If redemption means reconciliation, it is worth noting that the film never brings E.F. back to his family, not even for a confrontation. If redemption means repentance, and if repentance means changing one’s life for the better, then it is telling that, in some crucial ways, E.F. does not appear to leave his wicked, wicked ways behind him. He remains, right to the end, the sort of egotist who tries to worm his way into the bed of a not-quite-divorced woman, Toosie (Miranda Richardson), as surely as he worms the gospel into the souls of his converts.
I don’t mean to sound callous, but E.F.’s attempts to bend virtual strangers to his point of view, be it sexual or spiritual, are eerily similar, and there’s a hit-and-run quality to the conversion scenes — three of them, at the film’s beginning, middle and end — that says as much about E.F.’s self-image and his need for emotional highs as it does about his concern for the unsaved.

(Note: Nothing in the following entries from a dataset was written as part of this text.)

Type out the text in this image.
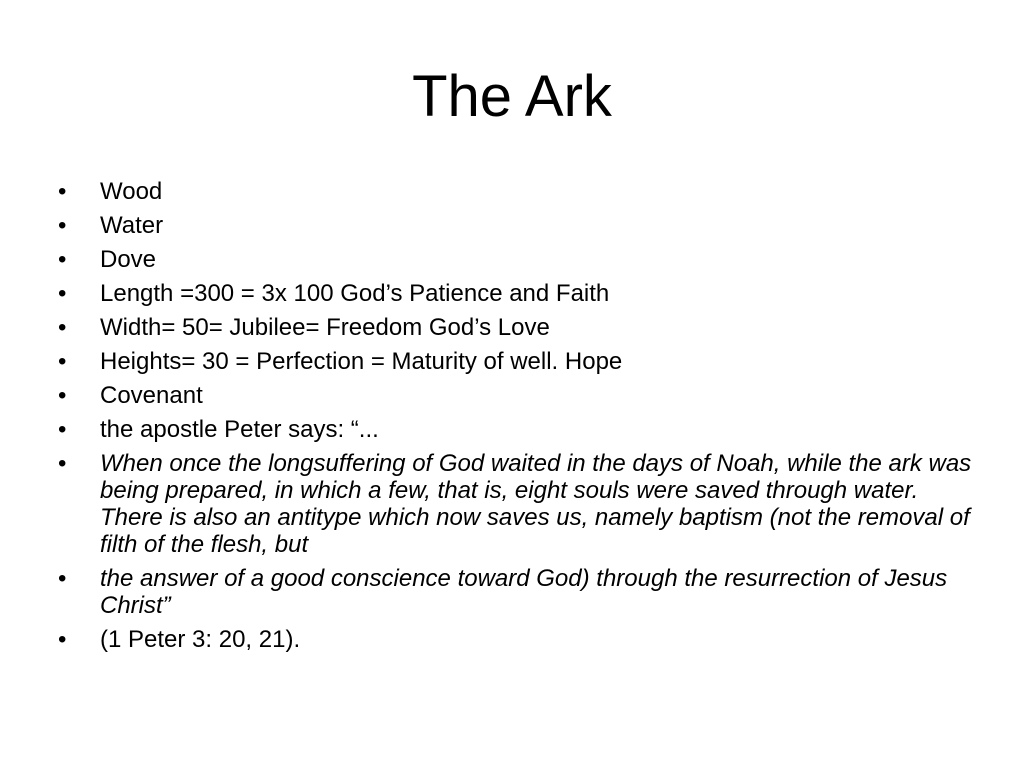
The Ark
•	Wood
•	Water
•	Dove
•	Length =300 = 3x 100 God’s Patience and Faith
•	Width= 50= Jubilee= Freedom God’s Love
•	Heights= 30 = Perfection = Maturity of well. Hope
•	Covenant
•	the apostle Peter says: “...
•	When once the longsuffering of God waited in the days of Noah, while the ark was being prepared, in which a few, that is, eight souls were saved through water. There is also an antitype which now saves us, namely baptism (not the removal of filth of the flesh, but
•	the answer of a good conscience toward God) through the resurrection of Jesus Christ”
•	(1 Peter 3: 20, 21).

In all three cases, E.F. either leaves the convert immediately, or the convert is never seen again in the film. There is a distinct lack of what crusade volunteers would call “follow-up.”
And yet, it would be unwise to confuse the character’s flaws with those of the film. Indeed, pinpricks of hope do, miraculously, shine through. To cite but one example, as E.F. drives off from his first convert — a barely conscious driver in a crashed car — the film cuts back to the wreck, as if to suggest that the prayers said by E.F. and his mother (June Carter Cash) may, indeed, be having an effect.
E.F.’s motives may not be pure, but all the same, God can work through him — and, perhaps, through sinners like us, too.